About

Hidden Histories is a guerrilla public artwork created by media artist Nahab as part of the paraSpaces residency at Arebyte gallery.

Following the rise to prominence of the conversations surrounding Britain’s statuary during the 2020 Black Lives Matter protests, it became clear that much of London’s statuary lacks any information which might give it historical context. Anyone wishing to understand the place of these figures in history is forced to search for their own information online. However, it has become increasingly clear over the last few years that the act of ‘doing your own research’ is highly susceptible to misinformation and propaganda, and that following even one wrong source can lead to a rabbit hole of information, which only corroborates itself.

The Hidden Histories project aims to take the uncertainty out of this, by doing your own research for you.


Each time a visitor loads a page for a landmark the entry pulls a randomly selected  article from wikipedia and replaces its subject with the monument in question, producing entities which range from the nonsensical or surreal, to the unnervingly plausible.

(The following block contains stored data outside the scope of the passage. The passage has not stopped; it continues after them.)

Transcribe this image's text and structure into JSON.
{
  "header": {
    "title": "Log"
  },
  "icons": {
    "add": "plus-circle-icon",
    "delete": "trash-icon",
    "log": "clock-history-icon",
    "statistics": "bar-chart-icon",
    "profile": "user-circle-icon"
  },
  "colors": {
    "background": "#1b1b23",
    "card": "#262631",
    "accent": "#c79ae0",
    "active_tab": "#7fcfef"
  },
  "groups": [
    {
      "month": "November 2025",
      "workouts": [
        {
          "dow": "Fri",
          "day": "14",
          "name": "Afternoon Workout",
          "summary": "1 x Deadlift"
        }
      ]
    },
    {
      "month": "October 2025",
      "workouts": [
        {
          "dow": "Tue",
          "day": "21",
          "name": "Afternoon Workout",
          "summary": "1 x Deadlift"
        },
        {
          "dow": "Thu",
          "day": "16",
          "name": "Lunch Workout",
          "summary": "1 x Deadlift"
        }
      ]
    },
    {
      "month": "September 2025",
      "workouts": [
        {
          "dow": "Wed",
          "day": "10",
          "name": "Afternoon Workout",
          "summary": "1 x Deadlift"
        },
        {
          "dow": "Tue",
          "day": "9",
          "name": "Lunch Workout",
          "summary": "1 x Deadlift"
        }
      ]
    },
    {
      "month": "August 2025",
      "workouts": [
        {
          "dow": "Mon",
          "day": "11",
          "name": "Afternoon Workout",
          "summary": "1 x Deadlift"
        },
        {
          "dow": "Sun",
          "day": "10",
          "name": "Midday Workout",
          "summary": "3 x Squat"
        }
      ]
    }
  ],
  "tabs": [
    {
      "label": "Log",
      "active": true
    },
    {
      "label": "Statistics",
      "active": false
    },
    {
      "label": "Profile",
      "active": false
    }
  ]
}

The ultimate aim of this project is to alter how we perceive historical records, not as singular immutable facts, but as multiple, layered and living stories, which are continually being retold. History is a tool which serves a purpose, often this purpose is to justify and legitimise power. The same mechanisms which enable the spread of fake-news might also empower marginalised communities to wield the tool of history to their own betterment. This is not to erase history, or bury the past, but to recontextualise it and retell it in ways that do work for us in the present.